Quand les Arabes ont fondé Al-Andalus, beaucoup de chrétiens de l’actuelle Espagne se sont convertis à l’islam, la religion du plus fort. Certains, pourtant, n’ont pas renoncé à leurs croyances religieuses : ce sont les Mozarabes.
En 711, quand les Arabes envahissent la péninsule ibérique, ils trouvent un pays uni par la monarchie visigothe qui gouverne une population d’origine hispano-romaine, de religion catholique, et dont la langue officielle est le latin. Cette monarchie, décadente, ne parvient pas à résister à la poussée des forces arabes appuyées par des Berbères d’Afrique du Nord qui, en seulement trois ans, ont réussi à occuper pratiquement toute la péninsule.
Pour ne pas s’aliéner la population locale, les Arabes offrent le choix aux vaincus : se convertir à l’islam ou garder leur ancienne religion. En insistant toutefois sur le fait qu’embrasser l’islamferait des convertis les égaux du reste de la population musulmane. Ainsi, les convertis ne sont-ils pas obligés de payer des impôts supplémentaires, peuvent garder leurs propriétés et prétendre occuper des charges publiques s’ils apprennent l’arabe.

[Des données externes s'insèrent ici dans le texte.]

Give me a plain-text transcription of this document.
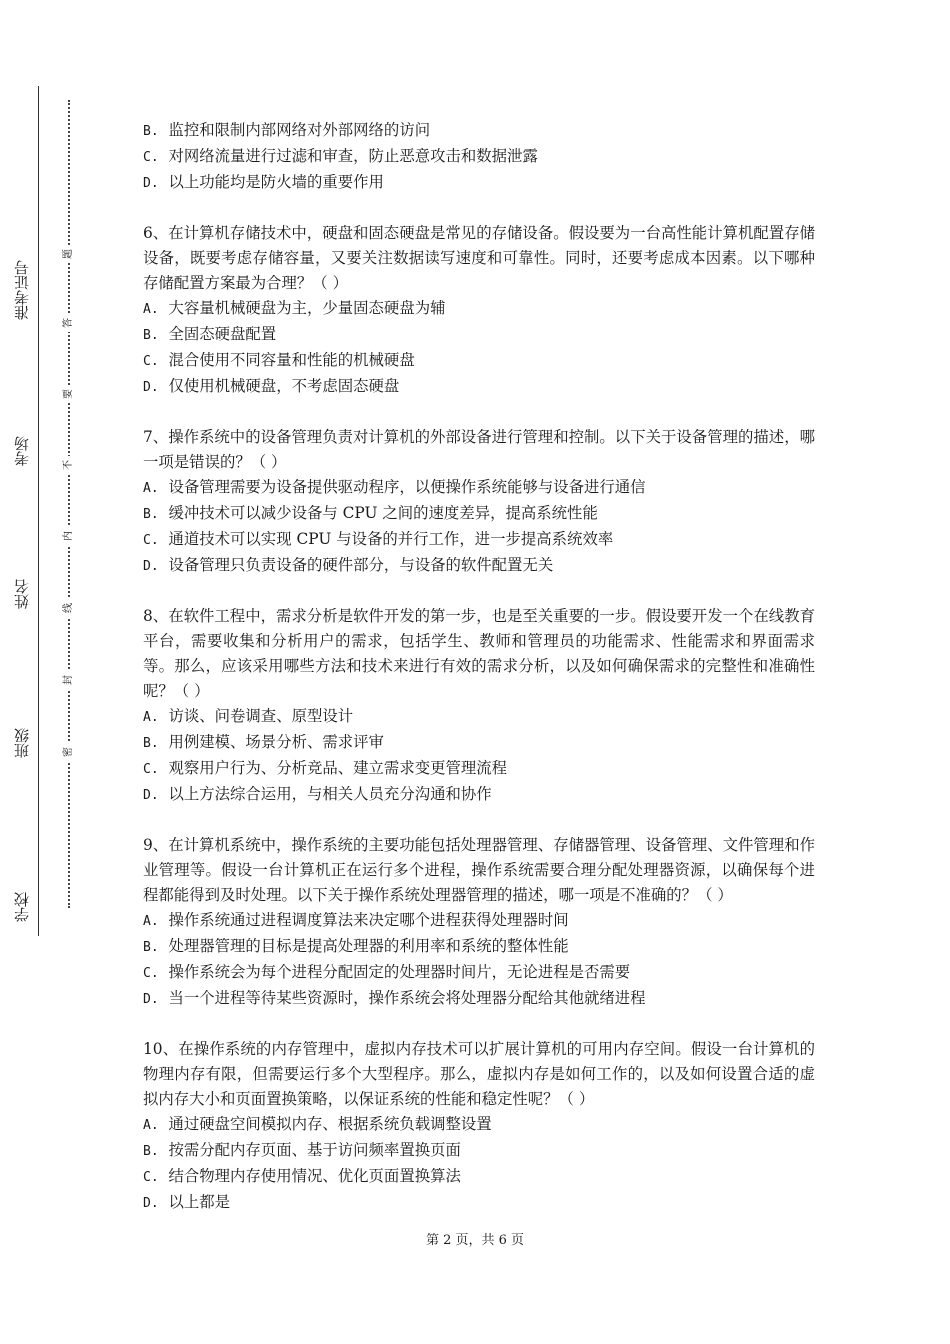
准考证号
考场
姓名
班级
学校
题
答
要
不
内
线
封
密

B. 监控和限制内部网络对外部网络的访问

C. 对网络流量进行过滤和审查，防止恶意攻击和数据泄露

D. 以上功能均是防火墙的重要作用

6、在计算机存储技术中，硬盘和固态硬盘是常见的存储设备。假设要为一台高性能计算机配置存储设备，既要考虑存储容量，又要关注数据读写速度和可靠性。同时，还要考虑成本因素。以下哪种存储配置方案最为合理？（ ）

A. 大容量机械硬盘为主，少量固态硬盘为辅

B. 全固态硬盘配置

C. 混合使用不同容量和性能的机械硬盘

D. 仅使用机械硬盘，不考虑固态硬盘

7、操作系统中的设备管理负责对计算机的外部设备进行管理和控制。以下关于设备管理的描述，哪一项是错误的？（ ）

A. 设备管理需要为设备提供驱动程序，以便操作系统能够与设备进行通信

B. 缓冲技术可以减少设备与 CPU 之间的速度差异，提高系统性能

C. 通道技术可以实现 CPU 与设备的并行工作，进一步提高系统效率

D. 设备管理只负责设备的硬件部分，与设备的软件配置无关

8、在软件工程中，需求分析是软件开发的第一步，也是至关重要的一步。假设要开发一个在线教育平台，需要收集和分析用户的需求，包括学生、教师和管理员的功能需求、性能需求和界面需求等。那么，应该采用哪些方法和技术来进行有效的需求分析，以及如何确保需求的完整性和准确性呢？（ ）

A. 访谈、问卷调查、原型设计

B. 用例建模、场景分析、需求评审

C. 观察用户行为、分析竞品、建立需求变更管理流程

D. 以上方法综合运用，与相关人员充分沟通和协作

9、在计算机系统中，操作系统的主要功能包括处理器管理、存储器管理、设备管理、文件管理和作业管理等。假设一台计算机正在运行多个进程，操作系统需要合理分配处理器资源，以确保每个进程都能得到及时处理。以下关于操作系统处理器管理的描述，哪一项是不准确的？（ ）

A. 操作系统通过进程调度算法来决定哪个进程获得处理器时间

B. 处理器管理的目标是提高处理器的利用率和系统的整体性能

C. 操作系统会为每个进程分配固定的处理器时间片，无论进程是否需要

D. 当一个进程等待某些资源时，操作系统会将处理器分配给其他就绪进程

10、在操作系统的内存管理中，虚拟内存技术可以扩展计算机的可用内存空间。假设一台计算机的物理内存有限，但需要运行多个大型程序。那么，虚拟内存是如何工作的，以及如何设置合适的虚拟内存大小和页面置换策略，以保证系统的性能和稳定性呢？（ ）

A. 通过硬盘空间模拟内存、根据系统负载调整设置

B. 按需分配内存页面、基于访问频率置换页面

C. 结合物理内存使用情况、优化页面置换算法

D. 以上都是

第 2 页，共 6 页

En revanche, ceux qui veulent rester chrétiens sont soumis à une capitation (la jizya, dont la définition est « l’impôt par tête ») et à d’autres tributs sur leurs terres et biens. Ces chrétiens gardent toutefois certains droits civils et politiques issus de la législation visigothe, ainsi qu’une espèce de gouvernement autonome. Les conquérants font en sorte que le Liber Iudiciorum, ou Code Recceswinth, un corpus législatif du royaume visigoth, élaboré sous le règne du roi Recceswinth, continue de s’appliquer à eux.
Arabisés mais non islamisés
Dans les villes chrétiennes importantes, il existe un «comte des chrétiens» qui exerce, avec l’aide de fonctionnaires chrétiens, l’autorité suprême. Avec le temps, ces fonctionnaires reçoivent des noms arabes qui spécifient leurs charges. Il y a l’alcadi (maire-juge), l’alguacil (chef de police), l’almoxarife (intendant des impôts), l’almotacen ou alamin (chargé des poids et mesures), l’alarife (architecte ou expert maçon), etc. Avec le temps, les Arabes appellent cette population chrétienne, restée fidèle à sa religion, des nasranis (nazaréens), roumis (romains) et moxriques (polythéistes). Généralement, ils les considèrent comme des dhimmis ou ahl al dhimma, des gens qui, par leur condition de tributaires, sont placés sous la protection de l’autorité musulmane.